After consulting the industries involved, she said their position was to first have Peza exempted and then move toward enhancing the agency’s incentives by amending its enabling law.
Peza has on its side the Joint Foreign Chambers of the Philippines (JFC), which is composed of foreign business chambers that in total have invested more than $30 billion in the country. The JFC also wants Peza to be exempted from the proposed tax reform.
“We are not willing to compromise because it’s a dangerous compromise. We should not tinker with our incentives, which presently are really globally competitive. Otherwise we lose the competition,” she said.
The proposed amendments to the Peza law include raising the gross income earned (GIE), which companies in economic zones pay in lieu of local and national taxes. The amendment will raise the GIE from 5 percent to 7 percent.
Business process outsourcing (BPO) and manufacturing firms are mostly located in economic zones registered under Peza.
The Department of Finance, however, does not agree with keeping the GIE tax since it currently does not have any expiration period under current rules. The DOF said it believed tax perks should be time-bound.
Peza has been batting for more power over its tax perks.
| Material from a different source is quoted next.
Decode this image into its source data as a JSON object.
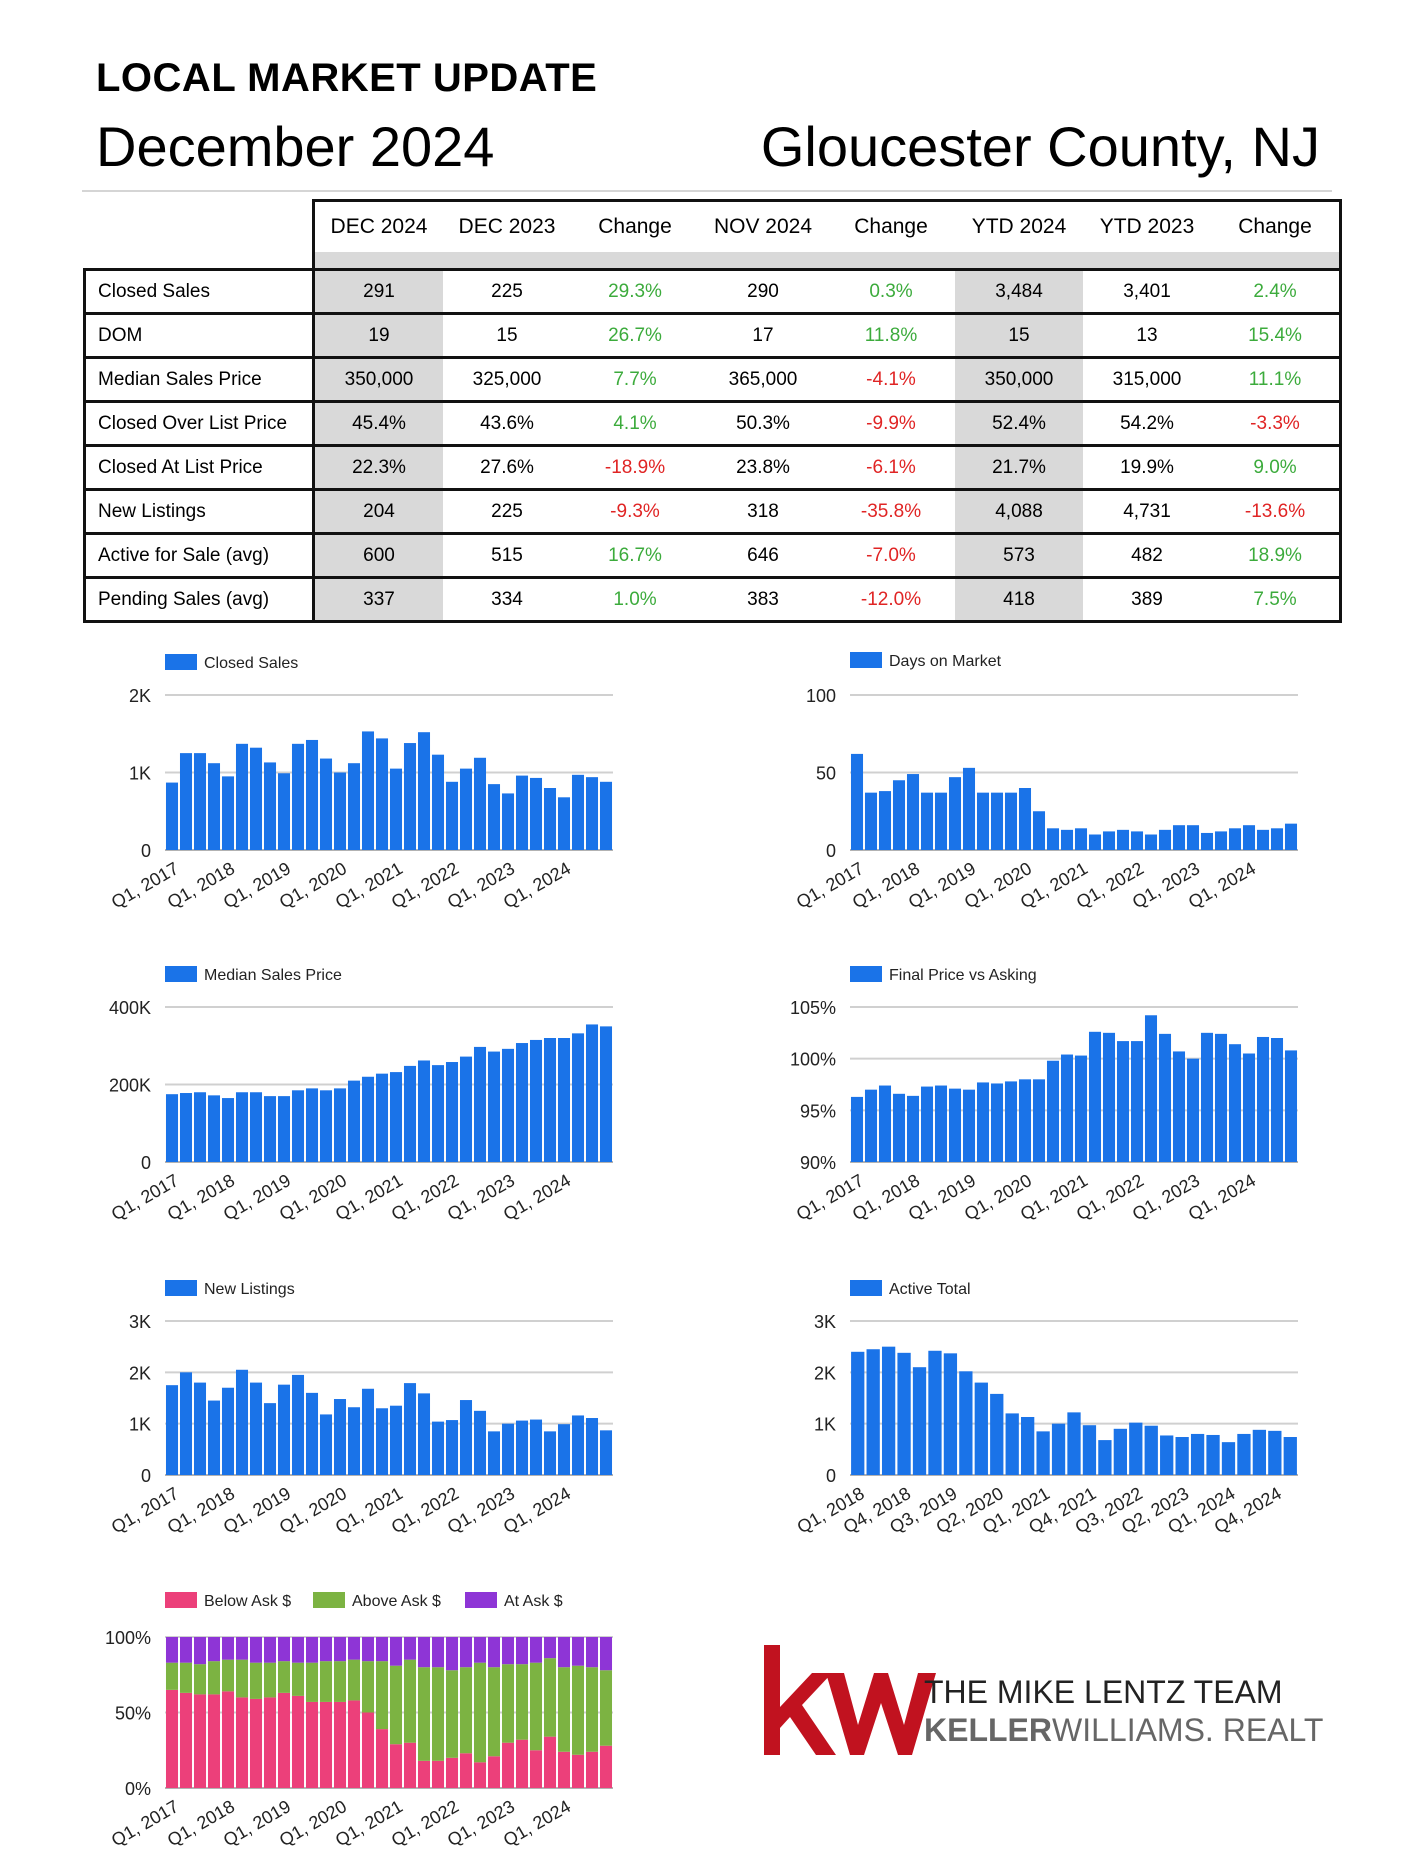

Plaza said in a statement last month that revising the agency’s charter was long overdue.
“The proposed amendments to Peza law went through rigorous consultations and acquired the support of various stakeholders who see it an opportune time to update the 24-year-old law in the current global context of competition of economic zones,” she said.
“It is not a mere whimsical or political move to amend the Peza law, but a necessary legislative agenda for total development and industrialization,” she added.
Three separate but similar bills were filed in the 18th Congress. But in essence, these bills propose, among other provisions, to keep the GIE tax.
But Plaza’s efforts to revise the Peza law are facing a number of challenges from within the government itself as battle lines are drawn over where agencies stand on the issue of tax perks.
Peza’s amendments clash with the second tax reform package, which wants to just have one law to rationalize all the tax perks offered by investment promotion agencies like Peza.
Enjoying the support of President Duterte himself, the bill, which was refiled after failing to get passed in the 17th Congress, has had a headstart compared to the Peza amendments.